Permettre à ces tissus économiques de se renforcer en particulier en développant les synergies entre le secteur public et le secteur privé ou bien en les aidant lorsqu'ils en expriment le besoin à travailler ensemble constituera l'une de nos priorités à Frédéric de SAINT-SERNIN et à moi-même.
Concrètement que fera l'État ?
Il doit d'abord donner à chaque territoire, ce que j'appellerais, le droit à la compétitivité. Aujourd'hui, une partie de notre territoire national ne peut participer à ce formidable défi de l'ouverture de notre pays à l'Europe et au monde.
Elle ne peut pas y participer parce que les infrastructures de transports ou de télécommunication qu'il s'agisse d'Internet haut débit ou de téléphonie mobile ne le lui permettent pas.
Le Comité Interministériel de l'Aménagement Durable du Territoire du 18 décembre 2003 a décidé de mettre en place les outils nécessaires au financement de grands projets d'infrastructures de transports. Il nous faut maintenant mettre en oeuvre ces décisions, pour véritablement désenclaver l'ensemble du territoire national, pour que rejoindre un aéroport international ne soit pas plus long que voler de cet aéroport jusqu'à New York. C'est pour le ministre des transports et de l'aménagement du territoire une priorité absolue.
De même, avec Frédéric de SAINT-SERNIN, nous souhaitons que l'accès au haut débit se généralise le plus rapidement possible comme le Président de la République nous l'a récemment demandé. Nous serons, bien évidemment aidés par les révolutions technologiques permanentes qui nous permettent d'envisager aujourd'hui ce qui hier nous paraissait inconcevable techniquement et financièrement. Mais, s'il le faut, l'État saura faire son devoir de solidarité nationale sur ce sujet essentiel.
Accéder au haut débit est devenue une condition indispensable de ce droit à la compétitivité, aussi indispensable que d'avoir des autoroutes ou des TGV.
Garantir ce droit à la compétitivité de chaque territoire constitue pour Frédéric de SAINT-SERNIN et moi le premier axe de l'action de l'État.
Mais, l'État est aussi un acteur essentiel de la recherche scientifique qui peut constituer un atout essentiel de futurs pôles d'excellence.
C'est dans cette logique qu'avec mes collègues du gouvernement nous aborderons la question de la régionalisation, (avant l'expression consacrée était délocalisation, mais personnellement je préfère parler de régionalisation), des emplois publics.
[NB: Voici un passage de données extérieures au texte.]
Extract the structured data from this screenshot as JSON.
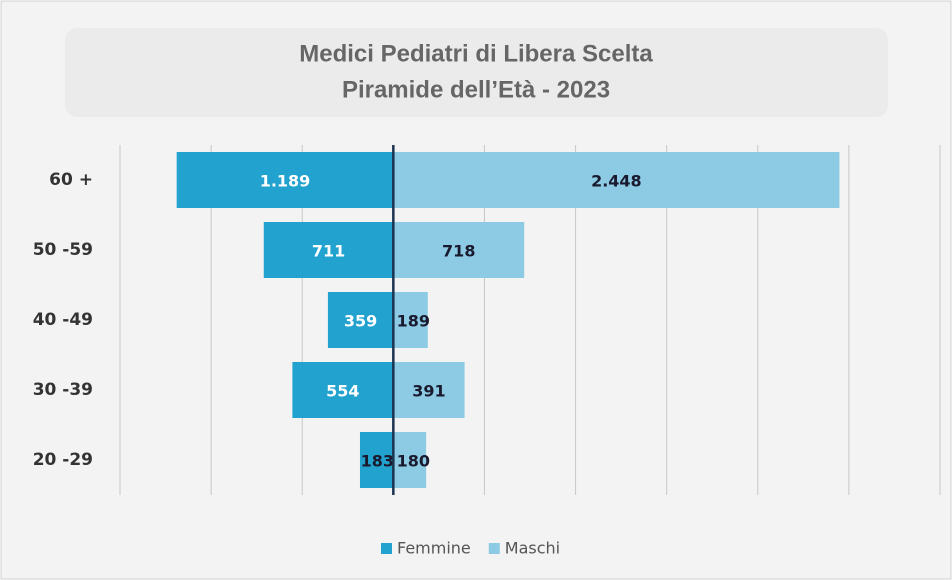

Je ne crois pas à des régionalisations qui ne s'appuient pas autour d'un vrai projet, qui ne comportent pas de véritables synergies avec le tissu administratif et économique local.
C'est donc en recherchant ces partenariats potentiels que nous décideront des prochaines implantations de services publics qu'ils soient administratifs, d'enseignement ou de recherche que très clairement, je souhaite relancer avant la fin de l'année.
La DATAR nous a montrés à quel point développer de véritables pôles d'excellence d'échelle locale, nationale, européenne ou mondiale constitue un formidable enjeu pour notre pays et plus largement pour l'ensemble de l'Europe. Le gouvernement en est conscient et se donnera les moyens d'accompagner les forces vives des territoires dans leurs projets pour permettre à leur génie local de pleinement s'épanouir.
Je vous remercie de votre attention et suis avec Frédéric de SAINT-SERNIN et Nicolas JACQUET pour échanger avec vous sur ce sujet et répondre à vos questions.